The second case involves modifying the protein-based sweet substance Monellin. MatwingsVenus, using a multi-round iterative strategy of 'agent design—automated experiment—AI feedback—agent redesign,' produced a highly sweet and heat-resistant high-quality candidate protein variant—the sweetness of multiple samples increased by more than tenfold compared with the wild type, while heat resistance remained at a high range of around 75°C.
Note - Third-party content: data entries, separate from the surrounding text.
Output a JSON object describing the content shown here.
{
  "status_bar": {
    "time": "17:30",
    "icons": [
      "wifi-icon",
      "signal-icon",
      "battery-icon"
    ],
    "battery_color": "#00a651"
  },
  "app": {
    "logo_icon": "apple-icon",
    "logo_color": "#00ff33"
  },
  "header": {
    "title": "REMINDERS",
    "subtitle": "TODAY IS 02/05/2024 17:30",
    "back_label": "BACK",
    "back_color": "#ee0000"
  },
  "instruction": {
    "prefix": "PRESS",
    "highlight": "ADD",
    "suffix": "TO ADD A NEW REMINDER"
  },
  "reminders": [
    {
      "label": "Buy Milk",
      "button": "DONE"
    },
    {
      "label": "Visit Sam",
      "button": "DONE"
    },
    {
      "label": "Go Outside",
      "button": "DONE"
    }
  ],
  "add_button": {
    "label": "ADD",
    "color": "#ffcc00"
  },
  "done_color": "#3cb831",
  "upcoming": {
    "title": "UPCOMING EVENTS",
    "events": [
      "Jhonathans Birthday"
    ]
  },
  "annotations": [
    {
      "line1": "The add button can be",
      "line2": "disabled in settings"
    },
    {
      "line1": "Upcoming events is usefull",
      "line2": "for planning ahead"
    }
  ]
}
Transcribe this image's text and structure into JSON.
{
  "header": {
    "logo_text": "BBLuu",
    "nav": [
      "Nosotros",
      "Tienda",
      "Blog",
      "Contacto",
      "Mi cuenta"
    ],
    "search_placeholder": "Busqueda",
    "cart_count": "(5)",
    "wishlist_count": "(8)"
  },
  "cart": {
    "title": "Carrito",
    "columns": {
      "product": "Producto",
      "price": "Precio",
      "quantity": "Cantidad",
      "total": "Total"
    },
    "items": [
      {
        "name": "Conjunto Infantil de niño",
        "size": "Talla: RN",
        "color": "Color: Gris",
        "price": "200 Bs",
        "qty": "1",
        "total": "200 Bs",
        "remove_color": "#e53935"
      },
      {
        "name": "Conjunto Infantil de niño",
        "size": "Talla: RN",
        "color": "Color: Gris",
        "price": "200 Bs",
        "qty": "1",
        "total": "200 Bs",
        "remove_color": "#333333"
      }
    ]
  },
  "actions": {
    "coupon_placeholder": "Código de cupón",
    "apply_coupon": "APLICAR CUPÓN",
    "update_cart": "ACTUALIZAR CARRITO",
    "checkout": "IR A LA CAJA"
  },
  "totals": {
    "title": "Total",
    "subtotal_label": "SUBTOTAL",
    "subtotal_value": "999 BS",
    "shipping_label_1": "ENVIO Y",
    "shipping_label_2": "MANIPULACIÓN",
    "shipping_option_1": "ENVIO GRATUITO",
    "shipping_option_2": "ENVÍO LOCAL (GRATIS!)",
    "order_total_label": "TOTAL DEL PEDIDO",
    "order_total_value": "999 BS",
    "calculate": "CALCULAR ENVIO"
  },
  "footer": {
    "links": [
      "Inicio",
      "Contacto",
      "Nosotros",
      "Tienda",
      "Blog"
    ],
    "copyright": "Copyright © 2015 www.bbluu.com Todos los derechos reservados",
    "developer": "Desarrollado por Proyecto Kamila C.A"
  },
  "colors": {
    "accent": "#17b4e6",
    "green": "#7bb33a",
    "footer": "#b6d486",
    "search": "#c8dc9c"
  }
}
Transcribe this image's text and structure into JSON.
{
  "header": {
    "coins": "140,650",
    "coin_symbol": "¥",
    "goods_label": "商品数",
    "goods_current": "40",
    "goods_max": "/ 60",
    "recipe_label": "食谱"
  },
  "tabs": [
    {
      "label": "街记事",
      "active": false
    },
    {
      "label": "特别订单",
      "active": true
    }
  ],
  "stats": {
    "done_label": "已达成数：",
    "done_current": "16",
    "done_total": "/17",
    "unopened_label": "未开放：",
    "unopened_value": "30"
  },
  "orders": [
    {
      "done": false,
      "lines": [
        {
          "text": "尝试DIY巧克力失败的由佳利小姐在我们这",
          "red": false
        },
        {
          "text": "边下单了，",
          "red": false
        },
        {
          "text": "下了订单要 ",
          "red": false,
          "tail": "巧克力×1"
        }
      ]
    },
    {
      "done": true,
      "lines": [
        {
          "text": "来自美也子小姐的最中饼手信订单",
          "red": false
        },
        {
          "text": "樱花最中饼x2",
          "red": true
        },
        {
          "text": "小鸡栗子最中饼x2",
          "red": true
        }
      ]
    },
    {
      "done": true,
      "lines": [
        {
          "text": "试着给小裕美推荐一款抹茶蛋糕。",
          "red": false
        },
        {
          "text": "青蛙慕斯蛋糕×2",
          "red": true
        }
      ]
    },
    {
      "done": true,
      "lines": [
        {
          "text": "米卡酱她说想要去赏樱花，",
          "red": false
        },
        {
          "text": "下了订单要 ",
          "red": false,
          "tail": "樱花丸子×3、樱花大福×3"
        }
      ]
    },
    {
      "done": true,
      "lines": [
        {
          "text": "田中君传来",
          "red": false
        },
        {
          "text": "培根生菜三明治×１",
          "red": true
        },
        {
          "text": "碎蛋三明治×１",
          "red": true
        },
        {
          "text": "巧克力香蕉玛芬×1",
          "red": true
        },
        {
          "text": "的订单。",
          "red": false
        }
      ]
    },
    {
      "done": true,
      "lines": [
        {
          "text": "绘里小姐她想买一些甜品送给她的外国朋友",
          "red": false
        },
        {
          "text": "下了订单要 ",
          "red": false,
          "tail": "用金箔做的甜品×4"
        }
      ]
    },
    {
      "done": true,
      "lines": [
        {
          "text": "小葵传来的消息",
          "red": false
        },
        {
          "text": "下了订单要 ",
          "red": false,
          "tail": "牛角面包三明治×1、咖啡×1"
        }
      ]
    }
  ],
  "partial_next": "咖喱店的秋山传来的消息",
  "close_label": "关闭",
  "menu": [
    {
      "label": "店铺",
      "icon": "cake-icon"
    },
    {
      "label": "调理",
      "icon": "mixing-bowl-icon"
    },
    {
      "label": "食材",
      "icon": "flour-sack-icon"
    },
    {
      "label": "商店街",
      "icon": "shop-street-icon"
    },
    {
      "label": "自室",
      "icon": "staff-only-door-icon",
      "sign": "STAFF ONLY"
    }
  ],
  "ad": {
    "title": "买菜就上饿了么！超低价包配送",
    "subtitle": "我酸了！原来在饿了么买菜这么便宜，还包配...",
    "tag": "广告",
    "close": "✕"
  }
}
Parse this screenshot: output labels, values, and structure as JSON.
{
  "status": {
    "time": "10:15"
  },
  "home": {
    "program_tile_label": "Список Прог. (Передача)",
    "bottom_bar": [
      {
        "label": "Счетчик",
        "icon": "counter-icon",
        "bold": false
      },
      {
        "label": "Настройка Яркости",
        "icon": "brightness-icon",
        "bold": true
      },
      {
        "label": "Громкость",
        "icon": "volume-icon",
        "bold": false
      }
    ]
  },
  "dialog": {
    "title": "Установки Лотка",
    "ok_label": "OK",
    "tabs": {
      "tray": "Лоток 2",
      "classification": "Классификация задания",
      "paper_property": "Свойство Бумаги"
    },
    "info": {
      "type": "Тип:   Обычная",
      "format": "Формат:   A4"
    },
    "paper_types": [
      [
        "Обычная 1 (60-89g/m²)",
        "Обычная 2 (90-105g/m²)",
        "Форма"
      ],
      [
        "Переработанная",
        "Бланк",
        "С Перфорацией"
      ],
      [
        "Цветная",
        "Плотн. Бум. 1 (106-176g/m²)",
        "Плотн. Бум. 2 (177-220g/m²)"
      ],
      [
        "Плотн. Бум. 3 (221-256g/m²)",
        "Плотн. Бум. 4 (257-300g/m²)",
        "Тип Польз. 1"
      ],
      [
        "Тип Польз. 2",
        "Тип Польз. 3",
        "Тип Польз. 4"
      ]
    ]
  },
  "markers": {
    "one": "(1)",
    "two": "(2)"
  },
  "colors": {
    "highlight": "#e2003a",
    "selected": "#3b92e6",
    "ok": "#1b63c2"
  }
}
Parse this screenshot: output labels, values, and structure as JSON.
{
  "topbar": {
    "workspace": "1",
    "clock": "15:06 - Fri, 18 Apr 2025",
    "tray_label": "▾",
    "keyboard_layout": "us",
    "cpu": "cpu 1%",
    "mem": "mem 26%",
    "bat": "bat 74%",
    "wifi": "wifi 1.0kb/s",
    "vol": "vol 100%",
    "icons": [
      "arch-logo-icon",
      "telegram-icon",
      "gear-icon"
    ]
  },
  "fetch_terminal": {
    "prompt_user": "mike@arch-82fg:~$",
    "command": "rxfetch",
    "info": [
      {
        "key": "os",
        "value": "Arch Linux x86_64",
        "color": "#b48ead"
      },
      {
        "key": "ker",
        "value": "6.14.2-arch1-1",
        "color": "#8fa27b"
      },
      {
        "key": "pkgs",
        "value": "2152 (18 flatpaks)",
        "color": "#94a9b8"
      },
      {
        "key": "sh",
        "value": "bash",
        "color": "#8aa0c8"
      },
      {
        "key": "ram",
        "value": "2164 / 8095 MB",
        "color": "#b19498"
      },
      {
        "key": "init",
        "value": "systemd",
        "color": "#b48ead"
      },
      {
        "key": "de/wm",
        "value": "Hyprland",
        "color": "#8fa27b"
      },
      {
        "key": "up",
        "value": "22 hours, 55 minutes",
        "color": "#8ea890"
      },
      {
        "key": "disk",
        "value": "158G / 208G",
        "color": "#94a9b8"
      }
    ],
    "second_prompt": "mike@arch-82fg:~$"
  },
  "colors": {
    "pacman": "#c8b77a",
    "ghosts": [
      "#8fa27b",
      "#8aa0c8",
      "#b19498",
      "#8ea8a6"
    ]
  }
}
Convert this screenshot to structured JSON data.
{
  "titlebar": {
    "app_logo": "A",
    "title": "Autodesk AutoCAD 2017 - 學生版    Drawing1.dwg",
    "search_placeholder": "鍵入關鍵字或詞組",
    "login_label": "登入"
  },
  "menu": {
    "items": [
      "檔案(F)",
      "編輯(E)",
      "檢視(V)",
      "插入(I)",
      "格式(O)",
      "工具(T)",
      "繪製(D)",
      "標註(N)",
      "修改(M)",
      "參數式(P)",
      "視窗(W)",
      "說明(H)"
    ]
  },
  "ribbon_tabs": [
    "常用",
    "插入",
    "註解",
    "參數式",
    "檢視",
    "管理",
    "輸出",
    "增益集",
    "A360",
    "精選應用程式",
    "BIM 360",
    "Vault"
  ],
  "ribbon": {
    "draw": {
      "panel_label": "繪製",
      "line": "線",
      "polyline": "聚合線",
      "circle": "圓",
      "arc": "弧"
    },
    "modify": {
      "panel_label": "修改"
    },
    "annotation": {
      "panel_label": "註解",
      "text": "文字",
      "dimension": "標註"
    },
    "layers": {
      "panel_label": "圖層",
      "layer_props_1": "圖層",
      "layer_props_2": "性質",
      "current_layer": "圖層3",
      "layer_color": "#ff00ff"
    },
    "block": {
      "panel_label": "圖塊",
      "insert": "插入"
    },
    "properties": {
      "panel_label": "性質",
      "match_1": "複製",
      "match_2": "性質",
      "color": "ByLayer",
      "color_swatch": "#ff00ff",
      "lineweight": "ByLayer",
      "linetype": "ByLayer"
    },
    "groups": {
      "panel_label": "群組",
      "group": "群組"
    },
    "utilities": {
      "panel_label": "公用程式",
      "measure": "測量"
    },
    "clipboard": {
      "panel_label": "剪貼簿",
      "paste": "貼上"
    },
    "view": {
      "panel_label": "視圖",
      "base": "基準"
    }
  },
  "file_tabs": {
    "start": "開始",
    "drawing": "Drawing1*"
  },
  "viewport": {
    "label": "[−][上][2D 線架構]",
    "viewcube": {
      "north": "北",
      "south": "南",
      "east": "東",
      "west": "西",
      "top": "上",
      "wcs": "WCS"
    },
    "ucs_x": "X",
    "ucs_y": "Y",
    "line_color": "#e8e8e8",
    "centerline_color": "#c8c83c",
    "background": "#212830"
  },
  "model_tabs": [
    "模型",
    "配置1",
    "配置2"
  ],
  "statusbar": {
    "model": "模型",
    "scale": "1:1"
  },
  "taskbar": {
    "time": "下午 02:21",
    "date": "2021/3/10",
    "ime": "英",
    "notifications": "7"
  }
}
From immunology to synthetic biology and protein design, these two typical scenarios have showcased the impressive results of this 'AI automated experimental factory.' According to the platform, MatwingsVenus has completed the full process of AI design, experimental validation, and result iteration in multiple real projects, indicating that the platform is no longer limited to the conceptual level, but has truly turned the 'conversational dry-wet loop'—virtual AI design interacting with real-world experimental validation—into a practical R&D capability.

The Death and Rebirth of Traditional Laboratories

It is well known in the industry that high-end research and development has always relied on a limited number of expensive facilities and 'top-tier' experts in the field with many years of experience. These resources are only in the hands of a few large research institutes or companies.

What MatwingsVenus is doing is transforming the R&D capabilities that were previously held only by large enterprises, major research institutes, and universities into infrastructure that individuals can also access, promoting protein research from being 'driven by large platforms' to 'available to individuals.' Researchers no longer need to repeat monotonous, low-level 'trial-and-error' tasks, and can fully dedicate themselves to higher-level creative work that intelligent systems cannot accomplish. And the result of more people having high-quality R&D capabilities means more possibilities for groundbreaking scientific achievements and commercial applications.

This transformation is, in turn, defining new rules for scientific research. Those who learn to interact with AI faster and connect the loop between 'computing results' and 'producing outcomes' will gain an advantage in the new round of technological competition. A brand-new technology research and innovation paradigm, led by AI and automated robots, is ushering in a new chapter in China's 'intelligent manufacturing' era.